Vladimir soube navegar nessa soturna e turbulenta circunstância histórica para construir uma das mais sólidas cinematografias do cinema documental. Isso desde o início, quando faz parte da equipe de Aruanda, de Linduarte Noronha, curta seminal que inaugura o documentário brasileiro moderno (e maduro), citado por Glauber Rocha como uma de suas influências e referência para a eclosão do Cinema Novo. Vale assinalar que o nome de Carvalho está nos créditos do filme de forma insatisfatória, não fazendo jus à importância que teve para a construção da narrativa da obra. Mas isso é outra história. Com o singelo e belo Romeiros da guia, de 1960, faz sua estreia na direção; depois, em 67, com A bolandeira, ambos com um quê da pureza poética do cinema de Humberto Mauro, reafirma e refina seu estilo dos primeiros tempos. A bolandeira traz Vladimir para Brasília, primeiro como um dos participantes do Festival de Brasília do Cinema Brasileiro, depois, por circunstâncias rocambolescas, como professor de Cinema da Universidade de Brasília (UnB).

Paraibano, o realizador de longas como O engenho de Zé Lins (2007), O homem de areia (1982), O evangelho segundo Teotônio (1984) e Cícero Dias - A compadre de Picasso (2016) não nega suas raízes culturais, muito menos suas convicções políticas de esquerda. Mas é principalmente aos desvalidos, explorados e deserdados da sorte que Vladimir consagra uma boa parte de sua obra. Os desfavorecidos e esquecidos estão também presentes nos filmes de sua "fase" brasiliense, vide Conterrâneos velhos de guerra (1991). Mas há também um mergulho na cultura da região do Centro-Oeste, que chamava de "um sertão molhado", e do Entorno de Brasília, como atestam Quilombo (1975) e Mutirão (1976). O seu olhar "realista" nunca é reducionista. Apesar de crítico em relação à exploração do homem pelo homem — aludindo aqui a um viés marxista —, esse seu "realismo" vem sempre acompanhado de um sopro lírico, como definiu certa vez David Neves. 

E é isso mesmo. Às vezes, sua obra toma uma direção desconcertante, como quando resolveu fazer Rock Brasília — Era de ouro (2011), ele, de uma geração inteiramente distinta.
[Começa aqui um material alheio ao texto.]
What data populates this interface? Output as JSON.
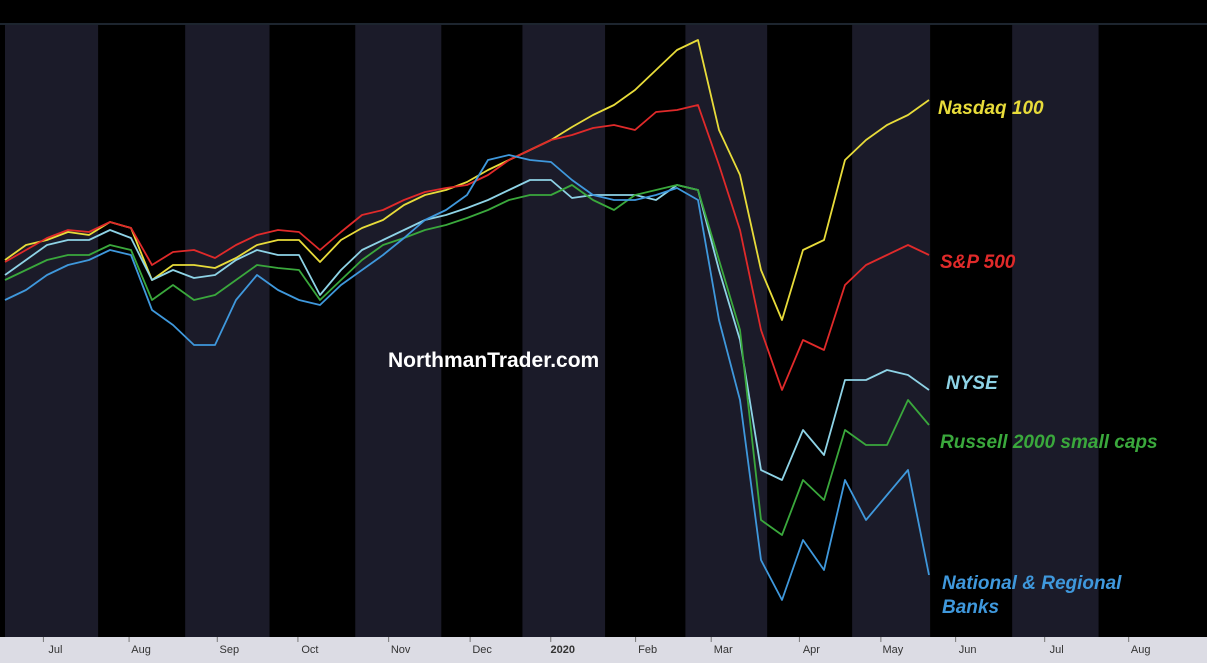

Vladimir tinha, e teve, a capacidade mágica de fazer entrever — por meio da continuidade regular de sua produção — o pioneiro e revolucionário curso de cinema da UnB idealizado por Darcy Ribeiro e levado adiante por Paulo Emílio Salles Gomes, Lucila e Jean-Claude Bernardet. Uma segunda de suas capacidades mágicas era ser admirado e querido por todas as gerações que o seguiram. Assim como os Beatles. Vladimir nos deixou. Não, Vladimir não nos deixou. Quem viver verá. Cito as palavras de Alberto Moravia no funeral de Pier Paolo Pasolini ao se referir à obra do diretor italiano que chamou de um realismo arquetípico, ao mesmo tempo gentil e misterioso, portanto, a-histórico.